Lower Bounds for Densities of Transcendental Gamma-Function Derivatives
Michael R. Powers
TL;DR
This work investigates how often derivatives of the Gamma function at integer arguments are transcendental, analyzing three counting regimes: fixed $m$ with $n\le N$, fixed $n$ with $m\le M$, and the pair set $(n,m)$. The authors leverage a generating function approach, a linear relation expressing $\Gamma^{(n)}(m)$ in terms of $\Gamma^{(\ell)}(1)$ with a rational coefficient matrix, and determinant-based invertibility arguments to bound the number of algebraic values, yielding unconditional density bounds.

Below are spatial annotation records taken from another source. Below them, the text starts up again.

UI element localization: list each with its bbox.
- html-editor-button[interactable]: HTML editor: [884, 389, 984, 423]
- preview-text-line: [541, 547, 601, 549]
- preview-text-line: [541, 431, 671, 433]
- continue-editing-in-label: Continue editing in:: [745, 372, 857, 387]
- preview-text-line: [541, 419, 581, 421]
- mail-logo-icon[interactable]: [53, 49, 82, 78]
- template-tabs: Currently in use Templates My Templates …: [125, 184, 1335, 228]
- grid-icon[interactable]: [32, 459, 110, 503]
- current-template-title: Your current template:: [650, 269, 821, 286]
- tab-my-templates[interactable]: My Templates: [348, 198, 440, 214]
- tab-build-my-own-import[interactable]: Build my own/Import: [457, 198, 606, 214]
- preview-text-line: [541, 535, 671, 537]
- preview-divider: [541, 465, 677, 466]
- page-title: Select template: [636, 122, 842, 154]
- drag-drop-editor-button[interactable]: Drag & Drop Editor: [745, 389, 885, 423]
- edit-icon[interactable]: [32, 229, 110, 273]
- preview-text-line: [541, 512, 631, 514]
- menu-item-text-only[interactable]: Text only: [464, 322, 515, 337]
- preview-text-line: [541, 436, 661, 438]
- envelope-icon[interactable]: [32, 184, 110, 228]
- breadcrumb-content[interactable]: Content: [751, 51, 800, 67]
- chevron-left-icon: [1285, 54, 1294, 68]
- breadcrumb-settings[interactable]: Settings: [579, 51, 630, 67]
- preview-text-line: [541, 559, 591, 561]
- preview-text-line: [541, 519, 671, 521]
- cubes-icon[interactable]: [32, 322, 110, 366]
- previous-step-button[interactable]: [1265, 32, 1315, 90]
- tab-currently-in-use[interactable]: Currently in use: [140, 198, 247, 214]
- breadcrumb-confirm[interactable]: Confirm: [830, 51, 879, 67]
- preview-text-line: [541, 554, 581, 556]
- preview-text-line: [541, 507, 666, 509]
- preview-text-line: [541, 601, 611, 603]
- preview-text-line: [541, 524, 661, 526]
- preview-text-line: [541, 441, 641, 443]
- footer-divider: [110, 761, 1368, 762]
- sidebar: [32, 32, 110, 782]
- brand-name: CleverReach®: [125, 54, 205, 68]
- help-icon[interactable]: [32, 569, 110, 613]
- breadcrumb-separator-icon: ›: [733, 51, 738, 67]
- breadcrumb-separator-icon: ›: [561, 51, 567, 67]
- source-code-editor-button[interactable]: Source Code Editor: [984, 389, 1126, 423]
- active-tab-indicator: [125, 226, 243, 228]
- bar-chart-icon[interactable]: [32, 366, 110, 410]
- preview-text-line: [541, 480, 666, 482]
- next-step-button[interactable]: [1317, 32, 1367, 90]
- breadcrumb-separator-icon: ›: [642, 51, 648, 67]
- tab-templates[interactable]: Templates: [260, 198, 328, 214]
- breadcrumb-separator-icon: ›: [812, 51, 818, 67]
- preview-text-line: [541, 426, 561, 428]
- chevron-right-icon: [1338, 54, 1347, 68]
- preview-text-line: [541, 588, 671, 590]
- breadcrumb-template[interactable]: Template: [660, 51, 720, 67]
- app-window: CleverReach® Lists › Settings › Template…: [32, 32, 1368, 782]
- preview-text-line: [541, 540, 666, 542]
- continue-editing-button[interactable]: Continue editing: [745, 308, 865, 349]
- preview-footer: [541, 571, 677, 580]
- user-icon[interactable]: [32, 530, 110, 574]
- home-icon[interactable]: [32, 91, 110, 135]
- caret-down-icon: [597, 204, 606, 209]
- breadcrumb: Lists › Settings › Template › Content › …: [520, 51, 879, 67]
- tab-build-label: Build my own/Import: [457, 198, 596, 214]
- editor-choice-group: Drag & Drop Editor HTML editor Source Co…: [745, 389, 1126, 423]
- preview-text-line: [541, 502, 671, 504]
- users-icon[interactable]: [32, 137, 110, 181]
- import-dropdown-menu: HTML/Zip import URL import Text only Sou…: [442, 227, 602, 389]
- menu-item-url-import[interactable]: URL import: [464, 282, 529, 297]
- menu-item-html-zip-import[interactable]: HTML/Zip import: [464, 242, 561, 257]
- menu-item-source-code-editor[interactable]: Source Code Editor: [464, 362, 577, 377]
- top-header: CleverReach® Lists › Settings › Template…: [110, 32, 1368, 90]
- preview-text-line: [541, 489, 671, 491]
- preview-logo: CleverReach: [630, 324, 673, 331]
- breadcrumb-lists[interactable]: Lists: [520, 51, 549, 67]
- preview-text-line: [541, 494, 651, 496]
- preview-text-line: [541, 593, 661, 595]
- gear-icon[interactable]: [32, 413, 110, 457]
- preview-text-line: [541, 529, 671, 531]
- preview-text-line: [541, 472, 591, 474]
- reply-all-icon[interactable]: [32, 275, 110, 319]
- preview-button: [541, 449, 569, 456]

Key results include a lower bound $\delta_m(N)\ge \beta_m(N)=\max\{0,\sqrt{N-1}-3/2\}/N$ for fixed $m$, a strong bound showing at most $n-1$ algebraic values among $m$-samples for fixed $n$, and a corollary giving $\delta_n(M)\ge \beta_n(M)=1-\min\{n-1,M\}/M$; collectively, these imply a bivariate density bound $\delta(N,M)\ge \beta(N,M)$ with different regimes depending on $M$ relative to $N$. The results underscore that the density is highly regime-dependent, approaching 1 when $M$ grows with $N$, while offering a path toward improving the fixed-$m$ bound via deeper interplay between the $n$ and $m$ dimensions. Overall, the paper advances unconditional understanding of the arithmetic nature of Gamma-derivative values and their transcendence densities. All results are stated with explicit asymptotics and carefully constructed algebraic- transcendental arguments.
Abstract
In recent work, we showed that for all $q\in\tfrac{1}{2}\mathbb{Z}\setminus\mathbb{Z}_{\leq0}$, the sequence $\left\{Γ^{\left(n\right)}\left(q\right)\right\}_{n\geq1}$ contains transcendental elements infinitely often. Employing methods from that analysis, we now find that for arbitrary fixed $m\in\mathbb{Z}_{\geq1}$, the density of the set of transcendental $Γ^{\left(n\right)}\left(m\right)$ for $n\in\left\{1,2,\ldots,N\right\}$ is bounded below by $β_{m}\left(N\right)=\max\left\{ 0,\sqrt{N-1}-3/2\right\}/N$, so that $β_{m}\left(N\right)\asymp N^{-1/2}\rightarrow0$ as $N\rightarrow\infty$. Fixing $n\in\mathbb{Z}_{\geq2}$, we further provide a relatively strong upper bound (of $n-1$) on the number of algebraic $Γ^{\left(n\right)}\left(m\right)$ for $m\in\mathbb{Z}_{\geq1}$, and then show that this result implies that the density of the set of transcendental elements $Γ^{\left(n\right)}\left(m\right)$ for $m\in\left\{1,2,\ldots,M\right\}$ has lower bound $β_{n}\left(M\right)=1-\min\left\{ n-1,M\right\}/M$, with $β_{n}\left(M\right)\asymp1-\left(n-1\right)/M\rightarrow1$ as $M\rightarrow\infty$. Finally, we evaluate the bivariate density of the set of transcendental $Γ^{\left(n\right)}\left(m\right)$ for $\left(n,m\right)\in\left\{2,3,\ldots,N\right\}\times\left\{1,2,\ldots,M\right\}$, obtaining the lower bound $β\left(N,M\right)=\left(M-1\right)/\left[2\left(N-1\right)\right]$ if $M\leq N-1$, $=1-N/\left(2M\right)$ if $M>N-1$, which converges to 0 for $M/N\rightarrow0$, to 1/2 for $M/N\rightarrow1$, and to 1 for $M/N\rightarrow\infty$.